# How do I stop mould growing on wood decor?



## BenjyCJ (Apr 15, 2011)

Hi everyone!

I recently noticed mould growing in my cresties exo terra, the wood had been in there for about a month with no mould before, so I just took it out and gave it a wash, then put it back in. The mould has started growing again (~2 days later). I realise this may be as I did not cook it in the oven like I did last time, however I was just wondering if anyone had any tips that would make it stay away more permanently?

I have searched the forum and found things about putting woodlice in to eat it (i'm thinking no for my crestie!), "it will go away on it's own", and yacht varnish.
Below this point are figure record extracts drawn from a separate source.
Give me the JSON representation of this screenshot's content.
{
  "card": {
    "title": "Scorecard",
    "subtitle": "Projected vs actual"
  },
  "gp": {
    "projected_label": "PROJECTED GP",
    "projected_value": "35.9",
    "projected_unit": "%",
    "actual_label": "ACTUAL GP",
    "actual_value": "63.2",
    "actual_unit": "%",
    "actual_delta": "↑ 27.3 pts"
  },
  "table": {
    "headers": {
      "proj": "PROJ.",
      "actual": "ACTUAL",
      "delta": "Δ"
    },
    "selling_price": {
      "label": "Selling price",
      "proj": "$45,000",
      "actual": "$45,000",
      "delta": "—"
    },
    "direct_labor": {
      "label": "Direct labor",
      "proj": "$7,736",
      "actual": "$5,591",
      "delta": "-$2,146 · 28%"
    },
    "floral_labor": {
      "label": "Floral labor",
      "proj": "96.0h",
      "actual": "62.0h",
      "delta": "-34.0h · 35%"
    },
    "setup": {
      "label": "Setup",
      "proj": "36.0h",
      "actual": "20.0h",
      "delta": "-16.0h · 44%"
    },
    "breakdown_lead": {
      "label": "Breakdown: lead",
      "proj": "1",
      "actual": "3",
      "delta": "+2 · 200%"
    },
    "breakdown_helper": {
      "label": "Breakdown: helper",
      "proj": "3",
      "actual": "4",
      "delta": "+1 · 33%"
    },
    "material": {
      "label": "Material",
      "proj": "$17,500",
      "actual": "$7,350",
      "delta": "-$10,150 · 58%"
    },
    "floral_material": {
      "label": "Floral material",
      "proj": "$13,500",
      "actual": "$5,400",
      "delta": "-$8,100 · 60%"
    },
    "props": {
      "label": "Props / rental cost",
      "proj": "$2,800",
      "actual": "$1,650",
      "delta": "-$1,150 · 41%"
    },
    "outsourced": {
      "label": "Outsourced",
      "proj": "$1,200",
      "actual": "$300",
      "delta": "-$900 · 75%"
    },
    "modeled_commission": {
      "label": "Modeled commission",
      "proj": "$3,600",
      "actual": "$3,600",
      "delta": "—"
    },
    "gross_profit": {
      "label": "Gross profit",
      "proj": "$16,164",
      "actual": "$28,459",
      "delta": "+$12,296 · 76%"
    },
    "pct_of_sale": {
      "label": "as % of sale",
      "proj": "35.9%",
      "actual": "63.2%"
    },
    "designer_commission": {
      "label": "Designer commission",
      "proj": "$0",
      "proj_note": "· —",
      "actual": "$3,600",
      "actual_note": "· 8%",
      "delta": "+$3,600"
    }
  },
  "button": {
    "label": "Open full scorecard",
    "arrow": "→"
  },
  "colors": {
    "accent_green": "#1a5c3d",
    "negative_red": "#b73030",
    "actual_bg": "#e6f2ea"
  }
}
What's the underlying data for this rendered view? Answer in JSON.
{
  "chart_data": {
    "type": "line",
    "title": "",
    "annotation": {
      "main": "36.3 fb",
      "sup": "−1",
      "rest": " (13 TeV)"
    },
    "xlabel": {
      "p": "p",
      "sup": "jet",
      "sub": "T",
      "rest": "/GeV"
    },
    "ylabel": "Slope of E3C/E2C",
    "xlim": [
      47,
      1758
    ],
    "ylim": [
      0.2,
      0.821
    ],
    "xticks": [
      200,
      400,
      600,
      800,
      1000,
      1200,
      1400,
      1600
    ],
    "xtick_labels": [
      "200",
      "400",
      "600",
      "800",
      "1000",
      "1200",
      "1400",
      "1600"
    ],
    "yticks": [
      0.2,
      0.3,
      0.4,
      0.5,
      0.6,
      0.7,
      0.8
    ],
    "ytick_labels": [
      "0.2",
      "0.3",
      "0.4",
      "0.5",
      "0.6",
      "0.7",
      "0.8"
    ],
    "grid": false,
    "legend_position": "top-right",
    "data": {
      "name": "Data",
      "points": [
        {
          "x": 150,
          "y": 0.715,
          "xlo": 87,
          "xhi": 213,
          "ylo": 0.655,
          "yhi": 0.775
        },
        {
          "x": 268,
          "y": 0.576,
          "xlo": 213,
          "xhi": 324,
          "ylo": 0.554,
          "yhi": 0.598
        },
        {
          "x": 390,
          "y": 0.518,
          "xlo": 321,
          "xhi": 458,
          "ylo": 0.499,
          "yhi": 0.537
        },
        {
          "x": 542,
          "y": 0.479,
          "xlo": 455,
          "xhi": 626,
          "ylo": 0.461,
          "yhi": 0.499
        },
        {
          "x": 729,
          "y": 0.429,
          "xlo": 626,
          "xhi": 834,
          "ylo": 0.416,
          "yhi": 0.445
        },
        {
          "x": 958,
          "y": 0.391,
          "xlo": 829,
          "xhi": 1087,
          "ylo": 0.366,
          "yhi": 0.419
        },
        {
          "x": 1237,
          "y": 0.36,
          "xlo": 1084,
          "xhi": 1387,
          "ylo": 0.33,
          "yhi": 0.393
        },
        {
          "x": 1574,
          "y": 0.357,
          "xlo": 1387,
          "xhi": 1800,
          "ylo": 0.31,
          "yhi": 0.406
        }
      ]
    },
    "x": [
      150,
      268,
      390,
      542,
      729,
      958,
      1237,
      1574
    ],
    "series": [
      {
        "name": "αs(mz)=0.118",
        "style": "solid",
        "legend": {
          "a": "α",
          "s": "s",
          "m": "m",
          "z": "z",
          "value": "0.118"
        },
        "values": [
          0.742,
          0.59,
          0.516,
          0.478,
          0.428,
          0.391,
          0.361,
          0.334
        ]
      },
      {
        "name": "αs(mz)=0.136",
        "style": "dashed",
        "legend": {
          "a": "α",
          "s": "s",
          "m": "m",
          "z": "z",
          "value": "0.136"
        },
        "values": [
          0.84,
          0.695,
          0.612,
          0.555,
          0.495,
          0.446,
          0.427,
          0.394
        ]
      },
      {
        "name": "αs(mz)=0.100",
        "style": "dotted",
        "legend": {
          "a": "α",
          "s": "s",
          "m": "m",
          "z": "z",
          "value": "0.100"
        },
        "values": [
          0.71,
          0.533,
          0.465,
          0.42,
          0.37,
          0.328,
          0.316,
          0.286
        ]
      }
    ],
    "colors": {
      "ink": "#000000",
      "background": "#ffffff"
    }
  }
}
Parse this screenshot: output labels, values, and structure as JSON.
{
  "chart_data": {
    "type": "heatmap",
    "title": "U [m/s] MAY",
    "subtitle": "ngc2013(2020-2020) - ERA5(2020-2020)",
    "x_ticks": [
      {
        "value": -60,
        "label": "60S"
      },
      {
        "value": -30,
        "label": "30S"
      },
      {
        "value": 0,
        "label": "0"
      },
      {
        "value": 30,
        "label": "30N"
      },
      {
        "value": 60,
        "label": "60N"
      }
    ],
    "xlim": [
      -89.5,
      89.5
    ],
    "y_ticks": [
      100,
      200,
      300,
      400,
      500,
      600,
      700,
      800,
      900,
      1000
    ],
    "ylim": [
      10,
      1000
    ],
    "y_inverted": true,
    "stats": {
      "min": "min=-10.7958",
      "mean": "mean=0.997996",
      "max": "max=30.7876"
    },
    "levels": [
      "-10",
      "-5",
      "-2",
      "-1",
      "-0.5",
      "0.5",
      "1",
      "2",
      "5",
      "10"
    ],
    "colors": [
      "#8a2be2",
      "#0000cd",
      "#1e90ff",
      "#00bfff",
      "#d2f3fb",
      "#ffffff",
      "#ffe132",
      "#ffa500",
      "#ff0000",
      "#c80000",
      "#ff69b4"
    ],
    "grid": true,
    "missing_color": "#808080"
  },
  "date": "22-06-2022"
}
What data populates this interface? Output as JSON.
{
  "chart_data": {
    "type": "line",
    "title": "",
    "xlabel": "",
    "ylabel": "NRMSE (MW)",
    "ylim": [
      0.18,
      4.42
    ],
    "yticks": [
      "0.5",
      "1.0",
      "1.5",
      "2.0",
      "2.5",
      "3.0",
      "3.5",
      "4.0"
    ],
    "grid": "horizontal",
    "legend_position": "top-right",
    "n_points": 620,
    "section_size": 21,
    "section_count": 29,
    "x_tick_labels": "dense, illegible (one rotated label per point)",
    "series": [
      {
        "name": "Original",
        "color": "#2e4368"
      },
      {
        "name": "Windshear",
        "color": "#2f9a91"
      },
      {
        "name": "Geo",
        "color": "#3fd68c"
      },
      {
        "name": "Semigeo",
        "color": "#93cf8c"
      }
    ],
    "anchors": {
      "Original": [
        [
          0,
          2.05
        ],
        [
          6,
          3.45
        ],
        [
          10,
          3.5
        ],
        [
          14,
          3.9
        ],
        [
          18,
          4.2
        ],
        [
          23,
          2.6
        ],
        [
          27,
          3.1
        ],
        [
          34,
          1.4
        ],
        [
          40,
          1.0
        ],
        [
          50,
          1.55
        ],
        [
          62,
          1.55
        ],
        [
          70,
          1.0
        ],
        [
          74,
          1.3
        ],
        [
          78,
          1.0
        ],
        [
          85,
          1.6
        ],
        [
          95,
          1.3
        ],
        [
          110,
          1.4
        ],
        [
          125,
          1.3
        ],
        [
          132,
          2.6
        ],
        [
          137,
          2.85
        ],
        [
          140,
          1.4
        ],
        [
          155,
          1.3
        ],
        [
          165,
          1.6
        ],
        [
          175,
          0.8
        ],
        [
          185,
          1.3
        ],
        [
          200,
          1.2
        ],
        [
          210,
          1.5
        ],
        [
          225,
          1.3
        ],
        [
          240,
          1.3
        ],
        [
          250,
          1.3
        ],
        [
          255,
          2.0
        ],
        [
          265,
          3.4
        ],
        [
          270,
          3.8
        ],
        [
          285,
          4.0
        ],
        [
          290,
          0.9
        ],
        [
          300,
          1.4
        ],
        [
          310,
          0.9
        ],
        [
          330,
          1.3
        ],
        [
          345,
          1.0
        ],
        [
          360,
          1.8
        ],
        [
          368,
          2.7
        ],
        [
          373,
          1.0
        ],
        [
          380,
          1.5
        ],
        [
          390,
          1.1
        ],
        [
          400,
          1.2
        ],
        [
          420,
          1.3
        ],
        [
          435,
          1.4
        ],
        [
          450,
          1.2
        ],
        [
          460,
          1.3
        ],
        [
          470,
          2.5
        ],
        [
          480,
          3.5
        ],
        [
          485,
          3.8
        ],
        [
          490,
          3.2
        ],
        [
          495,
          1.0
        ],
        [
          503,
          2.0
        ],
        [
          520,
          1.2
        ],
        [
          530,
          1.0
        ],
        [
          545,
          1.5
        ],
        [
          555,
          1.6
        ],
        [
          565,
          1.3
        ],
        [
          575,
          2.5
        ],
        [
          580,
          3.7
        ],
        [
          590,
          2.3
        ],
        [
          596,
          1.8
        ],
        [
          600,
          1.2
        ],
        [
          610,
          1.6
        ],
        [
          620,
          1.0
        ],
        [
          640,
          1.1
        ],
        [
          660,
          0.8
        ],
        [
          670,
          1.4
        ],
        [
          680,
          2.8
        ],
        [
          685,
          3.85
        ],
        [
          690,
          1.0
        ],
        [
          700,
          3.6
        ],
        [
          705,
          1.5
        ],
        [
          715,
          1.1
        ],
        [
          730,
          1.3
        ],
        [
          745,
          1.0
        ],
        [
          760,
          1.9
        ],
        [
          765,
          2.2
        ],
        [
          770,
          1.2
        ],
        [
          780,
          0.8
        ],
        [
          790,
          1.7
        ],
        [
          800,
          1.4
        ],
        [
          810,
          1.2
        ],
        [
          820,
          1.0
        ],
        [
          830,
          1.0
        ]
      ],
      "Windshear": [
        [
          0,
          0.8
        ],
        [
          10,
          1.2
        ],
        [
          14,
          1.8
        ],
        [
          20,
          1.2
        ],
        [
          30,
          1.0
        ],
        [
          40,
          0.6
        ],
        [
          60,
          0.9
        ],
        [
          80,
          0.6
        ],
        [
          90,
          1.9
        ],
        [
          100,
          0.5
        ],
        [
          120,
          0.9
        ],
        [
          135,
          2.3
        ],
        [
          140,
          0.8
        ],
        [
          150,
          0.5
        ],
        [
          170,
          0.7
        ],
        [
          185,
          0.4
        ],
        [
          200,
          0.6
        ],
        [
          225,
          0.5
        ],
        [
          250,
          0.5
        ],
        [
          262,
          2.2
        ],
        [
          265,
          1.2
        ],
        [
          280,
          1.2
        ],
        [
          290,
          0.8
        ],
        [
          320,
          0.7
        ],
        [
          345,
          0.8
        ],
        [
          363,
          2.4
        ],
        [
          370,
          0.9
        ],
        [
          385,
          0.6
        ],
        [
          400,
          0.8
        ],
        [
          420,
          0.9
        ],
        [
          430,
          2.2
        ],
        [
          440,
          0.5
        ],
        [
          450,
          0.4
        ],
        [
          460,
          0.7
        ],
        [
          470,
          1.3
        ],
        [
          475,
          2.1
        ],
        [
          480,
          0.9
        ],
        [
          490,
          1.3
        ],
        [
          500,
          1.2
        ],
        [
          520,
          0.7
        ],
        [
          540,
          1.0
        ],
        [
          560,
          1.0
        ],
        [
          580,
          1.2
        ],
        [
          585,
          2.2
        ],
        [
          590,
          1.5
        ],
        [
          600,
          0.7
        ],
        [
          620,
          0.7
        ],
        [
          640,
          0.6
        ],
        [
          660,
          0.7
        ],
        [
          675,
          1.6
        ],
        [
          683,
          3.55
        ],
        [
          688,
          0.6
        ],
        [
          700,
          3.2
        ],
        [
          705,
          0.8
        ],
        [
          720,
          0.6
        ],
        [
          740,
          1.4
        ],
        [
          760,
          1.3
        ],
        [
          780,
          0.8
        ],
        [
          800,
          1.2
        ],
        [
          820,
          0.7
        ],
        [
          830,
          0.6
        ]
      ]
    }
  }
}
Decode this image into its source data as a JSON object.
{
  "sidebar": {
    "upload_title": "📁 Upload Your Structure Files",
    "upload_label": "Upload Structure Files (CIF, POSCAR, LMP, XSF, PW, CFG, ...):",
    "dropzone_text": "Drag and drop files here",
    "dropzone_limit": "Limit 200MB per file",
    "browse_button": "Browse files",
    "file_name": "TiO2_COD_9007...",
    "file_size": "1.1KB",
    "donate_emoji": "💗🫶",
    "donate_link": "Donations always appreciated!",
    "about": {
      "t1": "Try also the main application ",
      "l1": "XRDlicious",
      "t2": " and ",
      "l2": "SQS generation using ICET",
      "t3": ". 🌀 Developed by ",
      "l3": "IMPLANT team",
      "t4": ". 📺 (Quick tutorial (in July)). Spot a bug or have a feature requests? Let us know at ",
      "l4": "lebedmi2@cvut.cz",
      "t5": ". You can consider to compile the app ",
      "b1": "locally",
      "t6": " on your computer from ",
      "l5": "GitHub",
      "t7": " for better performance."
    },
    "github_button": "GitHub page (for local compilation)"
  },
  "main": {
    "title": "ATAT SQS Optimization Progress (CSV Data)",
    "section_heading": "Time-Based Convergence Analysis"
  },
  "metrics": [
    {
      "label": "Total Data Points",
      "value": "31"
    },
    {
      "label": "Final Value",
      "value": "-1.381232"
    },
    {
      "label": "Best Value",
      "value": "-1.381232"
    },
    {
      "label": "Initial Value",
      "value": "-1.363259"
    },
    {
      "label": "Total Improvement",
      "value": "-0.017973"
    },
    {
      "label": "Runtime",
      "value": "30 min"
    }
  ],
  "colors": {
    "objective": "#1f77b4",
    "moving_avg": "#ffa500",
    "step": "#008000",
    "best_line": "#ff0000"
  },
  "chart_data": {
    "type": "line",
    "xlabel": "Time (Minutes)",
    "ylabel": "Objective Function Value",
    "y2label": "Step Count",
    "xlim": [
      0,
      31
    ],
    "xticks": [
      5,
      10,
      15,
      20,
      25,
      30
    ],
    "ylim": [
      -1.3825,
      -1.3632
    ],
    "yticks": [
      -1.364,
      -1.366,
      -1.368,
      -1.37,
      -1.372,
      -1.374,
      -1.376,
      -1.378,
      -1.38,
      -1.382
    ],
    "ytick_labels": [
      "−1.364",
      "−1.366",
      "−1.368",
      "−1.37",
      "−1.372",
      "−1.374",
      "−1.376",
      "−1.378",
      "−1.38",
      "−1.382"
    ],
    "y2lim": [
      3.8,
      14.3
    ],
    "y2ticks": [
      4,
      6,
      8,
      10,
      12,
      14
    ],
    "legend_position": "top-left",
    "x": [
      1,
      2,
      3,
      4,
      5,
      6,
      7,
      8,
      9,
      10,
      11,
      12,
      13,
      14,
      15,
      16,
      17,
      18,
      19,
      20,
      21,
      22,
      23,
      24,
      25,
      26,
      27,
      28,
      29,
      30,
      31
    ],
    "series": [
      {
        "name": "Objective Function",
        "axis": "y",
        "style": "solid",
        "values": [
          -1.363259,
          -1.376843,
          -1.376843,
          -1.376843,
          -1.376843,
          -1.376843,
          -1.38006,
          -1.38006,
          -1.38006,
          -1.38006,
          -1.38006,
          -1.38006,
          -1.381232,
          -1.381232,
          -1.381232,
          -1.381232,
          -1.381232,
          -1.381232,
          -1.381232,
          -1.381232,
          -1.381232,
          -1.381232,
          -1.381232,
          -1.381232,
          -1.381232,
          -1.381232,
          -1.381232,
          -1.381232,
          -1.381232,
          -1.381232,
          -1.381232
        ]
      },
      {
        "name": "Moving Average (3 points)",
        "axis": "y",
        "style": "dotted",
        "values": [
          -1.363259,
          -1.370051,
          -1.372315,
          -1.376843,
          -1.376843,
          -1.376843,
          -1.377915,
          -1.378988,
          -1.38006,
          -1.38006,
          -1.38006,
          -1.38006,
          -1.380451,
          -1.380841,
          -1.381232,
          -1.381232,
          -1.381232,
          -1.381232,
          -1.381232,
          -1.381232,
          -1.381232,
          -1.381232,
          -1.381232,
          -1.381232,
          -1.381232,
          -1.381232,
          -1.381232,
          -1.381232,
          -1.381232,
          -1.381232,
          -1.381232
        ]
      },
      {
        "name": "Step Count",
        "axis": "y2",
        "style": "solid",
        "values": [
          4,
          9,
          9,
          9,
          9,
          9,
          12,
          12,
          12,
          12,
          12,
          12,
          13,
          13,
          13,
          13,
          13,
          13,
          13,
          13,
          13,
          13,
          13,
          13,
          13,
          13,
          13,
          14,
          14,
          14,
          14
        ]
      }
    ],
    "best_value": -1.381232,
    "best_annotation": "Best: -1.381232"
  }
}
Any of these sound useful? (I'm leaning towards yacht varnish) 

Cheers
Benjy


----------



## kirky1980 (Apr 4, 2010)

if you use soil of any sort for your crestie tropical woodlice and tropical spring tails would work wonders on viv. they will help keep it clean but getting rid of any dead bugs poo skin etc etc so only need to be cleaning down glass if there in a glass viv. but if your having a problem with mould springtails will thrive and get rid of it for you : victory:


----------



## Meko (Apr 29, 2007)

if you put a branch back in while it's wet then you're going to aid mould growth as mould grows on wet / moist surfaces.
If you've got a live planted viv then woodlice and other bugs like that are advised because they're like a little clean up crew, but yacht varnish will form a barrier between the moisture and the wood and should stop it forming mould.


----------



## Spikebrit (Oct 23, 2006)

basuically any damp surface will cause mould growth. As above if you add tropical springtails these will eat the mould and keep the tank clean. Have a read of my thread on bioactive substrate in the planted habit section above. 

Alternativly, remove the wood and allow it to dry out for a few days, then place this back in. It may still grow some mould in humid tanks, but once it becomes used to the viv conditions this will naturally reduce, especially is sprintails are added. 

jay


----------



## OrigamiB (Feb 19, 2008)

If you increase the ventilation you will have less of a mould problem, try using computer fans to aid air circulation


----------



## BenjyCJ (Apr 15, 2011)

Thanks for all the tips! I currently have repti-carpet and fake plants, does this mean I should steer clear of creepy crawlies? I will be upgrading the substrate to something a bit meatier when my crestie is a bit bigger. I think for now I will clean and dry out the wood properly, then apply some yacht varnish and see how that goes. If it fails I will more onto something else.

Thanks again!


----------



## chapmand (Feb 3, 2011)

when i had the corn snakes they had wooden branches to climb on and everytime i cleaned the viv out i used to scrub everything inside with warm water. Anything that was wood i used to either pop it above the radiator or below it and leave it till it was completely dry. Even if it looked dry id just give it that extra bit of time incase the wood ever absorbed the water and it was moist inside this worked for me and i never had mould. Hope this helps


----------



## BenjyCJ (Apr 15, 2011)

Cheers, sounds like a good idea! Fortunately the piece of wood I have is small enough to fit in the oven, so I will just dry it out in there for an hour or 2 on a low heat!


----------



## OrigamiB (Feb 19, 2008)

Your wood will always eventually get mold, even with yacht varnish... its just a matter of time really. vivariums are the perfect place for it. Drying out the wood as much as possible and your type of wood will also make a difference I find. Grape wood is quite bad for getting mold and but bog wood seems to last longer

When I went for the totaly sterile set ups I used to soak my wood with disinfectant and leave it to fully dry for about a week. These days I just use bioactive soils and any molds that appear are gone pretty quickly


----------



## Spikebrit (Oct 23, 2006)

BenjyCJ said:


> Cheers, sounds like a good idea! Fortunately the piece of wood I have is small enough to fit in the oven, so I will just dry it out in there for an hour or 2 on a low heat!



That sounds the best way with your set up, you may still get mould, but when you clean him just give it a scrubs and let it dry again, it wont do any harm.

Jay


----------